ARteoRIA # 6 : Volume IX (1996/1997)

- Como é? Para se ser de Évora é necessário ser rico e estúpido, não é? Como é que pensava o Virgílio Ferreira?

- Do Virgílio Ferreira lembro-me melhor de outras coisas.

- Como assim?

- “ Évora mortuária, encruzilhada de raças, ossuário dos séculos e dos sonhos dos homens, como te lembro, como me dóis!”

- Ah...! Sabe, li esse livro quando tinha 18 anos e fiquei muito abalado.

- É sempre complicada a descoberta do eu.

- Sim, alguns aguentam, outros não. É como o grito do Tristan Tzara. Como era na Aparição?

- Era a relação de um professor de liceu com um aluno chamado Bexiguinha.

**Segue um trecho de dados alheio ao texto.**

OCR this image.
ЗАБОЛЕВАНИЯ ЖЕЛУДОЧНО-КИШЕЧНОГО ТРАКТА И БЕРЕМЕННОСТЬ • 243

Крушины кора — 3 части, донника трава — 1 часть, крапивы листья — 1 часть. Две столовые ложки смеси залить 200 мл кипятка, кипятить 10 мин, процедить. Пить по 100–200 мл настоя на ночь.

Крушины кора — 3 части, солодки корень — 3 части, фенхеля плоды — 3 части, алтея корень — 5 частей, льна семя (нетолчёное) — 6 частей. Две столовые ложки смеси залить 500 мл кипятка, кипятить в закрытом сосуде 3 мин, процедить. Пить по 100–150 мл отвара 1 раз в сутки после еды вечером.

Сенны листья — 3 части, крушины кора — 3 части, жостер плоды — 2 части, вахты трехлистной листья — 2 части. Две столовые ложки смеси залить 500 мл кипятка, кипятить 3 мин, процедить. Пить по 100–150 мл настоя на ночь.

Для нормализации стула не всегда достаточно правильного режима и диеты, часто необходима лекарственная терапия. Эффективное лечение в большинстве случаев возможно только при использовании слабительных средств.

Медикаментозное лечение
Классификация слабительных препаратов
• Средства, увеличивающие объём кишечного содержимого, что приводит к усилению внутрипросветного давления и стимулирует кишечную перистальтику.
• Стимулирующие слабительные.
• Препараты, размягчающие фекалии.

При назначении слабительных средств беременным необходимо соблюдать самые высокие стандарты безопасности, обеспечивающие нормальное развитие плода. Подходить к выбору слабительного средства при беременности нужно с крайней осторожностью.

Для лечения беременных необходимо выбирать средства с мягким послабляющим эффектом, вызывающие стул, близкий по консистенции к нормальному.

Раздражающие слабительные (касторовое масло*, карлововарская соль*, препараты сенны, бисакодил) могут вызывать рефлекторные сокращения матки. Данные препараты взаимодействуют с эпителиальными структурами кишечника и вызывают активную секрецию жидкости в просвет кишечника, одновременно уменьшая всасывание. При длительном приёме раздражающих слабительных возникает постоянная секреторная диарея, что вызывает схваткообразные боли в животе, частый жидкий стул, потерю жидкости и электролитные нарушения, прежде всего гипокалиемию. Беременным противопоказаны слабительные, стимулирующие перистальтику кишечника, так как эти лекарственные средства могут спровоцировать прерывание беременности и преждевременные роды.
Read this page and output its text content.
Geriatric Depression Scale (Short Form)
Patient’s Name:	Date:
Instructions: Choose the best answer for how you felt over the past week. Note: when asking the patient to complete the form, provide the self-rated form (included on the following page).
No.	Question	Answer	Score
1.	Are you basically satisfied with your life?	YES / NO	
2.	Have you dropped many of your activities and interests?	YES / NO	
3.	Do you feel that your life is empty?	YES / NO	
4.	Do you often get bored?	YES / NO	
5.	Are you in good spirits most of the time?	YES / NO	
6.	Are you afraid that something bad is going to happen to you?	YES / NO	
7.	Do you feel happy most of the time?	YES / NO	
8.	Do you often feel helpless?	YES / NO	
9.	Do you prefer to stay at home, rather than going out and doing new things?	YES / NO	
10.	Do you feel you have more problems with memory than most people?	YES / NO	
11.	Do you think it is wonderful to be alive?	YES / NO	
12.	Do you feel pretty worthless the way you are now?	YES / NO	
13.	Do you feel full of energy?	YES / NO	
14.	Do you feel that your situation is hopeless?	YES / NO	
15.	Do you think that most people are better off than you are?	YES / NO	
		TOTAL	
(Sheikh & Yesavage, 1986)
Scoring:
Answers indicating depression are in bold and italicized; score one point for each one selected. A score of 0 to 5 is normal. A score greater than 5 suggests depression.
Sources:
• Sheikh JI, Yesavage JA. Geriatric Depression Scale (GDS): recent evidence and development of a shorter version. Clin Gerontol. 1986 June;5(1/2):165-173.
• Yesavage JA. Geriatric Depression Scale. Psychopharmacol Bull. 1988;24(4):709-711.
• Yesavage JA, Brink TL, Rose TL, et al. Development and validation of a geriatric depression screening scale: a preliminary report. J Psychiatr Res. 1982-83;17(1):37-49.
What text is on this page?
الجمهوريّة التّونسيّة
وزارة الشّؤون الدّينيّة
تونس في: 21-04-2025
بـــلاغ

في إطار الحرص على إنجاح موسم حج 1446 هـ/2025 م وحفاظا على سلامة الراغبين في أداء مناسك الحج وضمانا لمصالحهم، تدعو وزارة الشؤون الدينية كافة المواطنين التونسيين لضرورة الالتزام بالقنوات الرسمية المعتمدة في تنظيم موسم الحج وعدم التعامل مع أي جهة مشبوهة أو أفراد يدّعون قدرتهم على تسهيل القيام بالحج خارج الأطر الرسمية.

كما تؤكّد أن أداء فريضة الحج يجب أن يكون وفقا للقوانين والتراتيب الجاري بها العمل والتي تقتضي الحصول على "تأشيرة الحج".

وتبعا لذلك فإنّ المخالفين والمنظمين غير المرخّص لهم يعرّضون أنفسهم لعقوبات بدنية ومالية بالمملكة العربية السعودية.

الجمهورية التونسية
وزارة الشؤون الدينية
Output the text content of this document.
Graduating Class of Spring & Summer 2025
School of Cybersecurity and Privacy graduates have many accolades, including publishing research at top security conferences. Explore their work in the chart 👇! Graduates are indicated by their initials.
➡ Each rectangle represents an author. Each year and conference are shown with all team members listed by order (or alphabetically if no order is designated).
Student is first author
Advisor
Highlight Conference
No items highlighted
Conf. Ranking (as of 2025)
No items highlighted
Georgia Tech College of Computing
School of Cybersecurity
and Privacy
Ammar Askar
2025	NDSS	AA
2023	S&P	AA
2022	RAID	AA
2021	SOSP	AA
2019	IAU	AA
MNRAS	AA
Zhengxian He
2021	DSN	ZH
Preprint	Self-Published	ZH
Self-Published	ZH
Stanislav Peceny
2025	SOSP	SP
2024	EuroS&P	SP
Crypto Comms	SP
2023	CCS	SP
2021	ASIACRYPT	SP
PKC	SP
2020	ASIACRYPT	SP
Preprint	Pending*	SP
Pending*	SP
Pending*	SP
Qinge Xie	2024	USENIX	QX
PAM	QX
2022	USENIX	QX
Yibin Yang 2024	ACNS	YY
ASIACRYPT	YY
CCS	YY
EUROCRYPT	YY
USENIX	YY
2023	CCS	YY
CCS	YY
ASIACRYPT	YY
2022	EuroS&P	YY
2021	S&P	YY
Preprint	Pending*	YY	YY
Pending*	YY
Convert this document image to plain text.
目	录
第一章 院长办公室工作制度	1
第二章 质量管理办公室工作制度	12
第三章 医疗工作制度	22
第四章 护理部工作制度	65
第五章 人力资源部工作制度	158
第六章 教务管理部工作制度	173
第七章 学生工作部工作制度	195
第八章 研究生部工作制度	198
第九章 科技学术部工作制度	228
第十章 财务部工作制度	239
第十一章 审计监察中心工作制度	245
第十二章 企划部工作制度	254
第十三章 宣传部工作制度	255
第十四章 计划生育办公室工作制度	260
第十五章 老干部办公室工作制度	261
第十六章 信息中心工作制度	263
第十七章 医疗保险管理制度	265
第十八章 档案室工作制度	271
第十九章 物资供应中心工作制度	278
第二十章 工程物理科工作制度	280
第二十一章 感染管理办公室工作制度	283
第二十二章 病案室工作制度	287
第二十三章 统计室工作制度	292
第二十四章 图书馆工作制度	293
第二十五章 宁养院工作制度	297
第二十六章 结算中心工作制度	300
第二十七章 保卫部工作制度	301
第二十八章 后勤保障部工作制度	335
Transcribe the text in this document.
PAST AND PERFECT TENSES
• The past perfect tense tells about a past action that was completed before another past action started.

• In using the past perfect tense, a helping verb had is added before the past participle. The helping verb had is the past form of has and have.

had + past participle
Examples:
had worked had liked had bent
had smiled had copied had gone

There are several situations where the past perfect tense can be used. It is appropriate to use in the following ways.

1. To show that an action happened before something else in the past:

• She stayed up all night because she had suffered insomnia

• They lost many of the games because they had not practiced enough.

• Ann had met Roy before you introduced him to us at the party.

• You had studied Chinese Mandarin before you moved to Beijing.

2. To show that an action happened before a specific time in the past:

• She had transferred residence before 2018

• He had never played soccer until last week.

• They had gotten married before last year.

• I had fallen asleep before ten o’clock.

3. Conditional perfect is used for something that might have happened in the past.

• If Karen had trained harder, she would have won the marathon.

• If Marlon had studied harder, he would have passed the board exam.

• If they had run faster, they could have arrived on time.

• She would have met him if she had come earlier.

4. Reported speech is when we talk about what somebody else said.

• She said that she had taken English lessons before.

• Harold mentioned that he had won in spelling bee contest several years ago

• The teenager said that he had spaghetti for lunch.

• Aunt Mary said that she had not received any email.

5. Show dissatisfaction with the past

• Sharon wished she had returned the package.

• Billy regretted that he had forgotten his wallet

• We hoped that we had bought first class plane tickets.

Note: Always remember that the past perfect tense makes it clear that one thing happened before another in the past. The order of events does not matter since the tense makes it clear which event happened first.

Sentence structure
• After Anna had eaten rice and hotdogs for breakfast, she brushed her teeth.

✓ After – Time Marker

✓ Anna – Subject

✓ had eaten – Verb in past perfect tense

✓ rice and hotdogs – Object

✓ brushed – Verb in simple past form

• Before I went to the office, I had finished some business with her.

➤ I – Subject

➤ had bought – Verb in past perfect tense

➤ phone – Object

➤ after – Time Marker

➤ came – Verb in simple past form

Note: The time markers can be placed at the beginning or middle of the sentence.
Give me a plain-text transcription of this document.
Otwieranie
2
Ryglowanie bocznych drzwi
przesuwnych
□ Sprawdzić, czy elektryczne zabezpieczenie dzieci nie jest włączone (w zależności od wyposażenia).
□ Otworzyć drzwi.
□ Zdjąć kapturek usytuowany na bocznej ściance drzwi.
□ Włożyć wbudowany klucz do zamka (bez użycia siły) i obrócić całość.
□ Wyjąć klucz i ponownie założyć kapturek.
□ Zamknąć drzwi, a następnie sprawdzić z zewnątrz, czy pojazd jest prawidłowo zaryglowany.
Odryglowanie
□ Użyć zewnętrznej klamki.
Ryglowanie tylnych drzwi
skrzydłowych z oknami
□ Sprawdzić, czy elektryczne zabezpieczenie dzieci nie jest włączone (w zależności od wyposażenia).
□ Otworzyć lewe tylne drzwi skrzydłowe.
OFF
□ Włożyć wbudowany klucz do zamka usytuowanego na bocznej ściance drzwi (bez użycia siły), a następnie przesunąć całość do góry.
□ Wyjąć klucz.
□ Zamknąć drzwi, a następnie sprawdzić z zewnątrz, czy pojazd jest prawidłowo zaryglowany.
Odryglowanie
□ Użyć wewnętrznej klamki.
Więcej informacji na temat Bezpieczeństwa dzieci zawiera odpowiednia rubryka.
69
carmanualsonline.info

- Que repetia a palavra galinha.

- Não era galinha, era pedra.*
Maria João

* In Diálogos da Academia, edição MJLF, numerada e oferecida a todos os que entraram em diálogo comigo durante o percurso académico. Trata-se de uma sebenta onde registei um projecto de dez livros, a executar cada um em duas placas de pedra, ligadas por argolas de aço, onde os textos seriam escritos com ácido, tal como se faz nas campas. Na altura achei que para este diálogo, qualquer mármore servia, mas tinha de estar em estado bruto e com pouco polimento. Agora, a esta distância e depois de visitar a cidade do Porto, prefiro o cinzento do granito e as suas surpresas.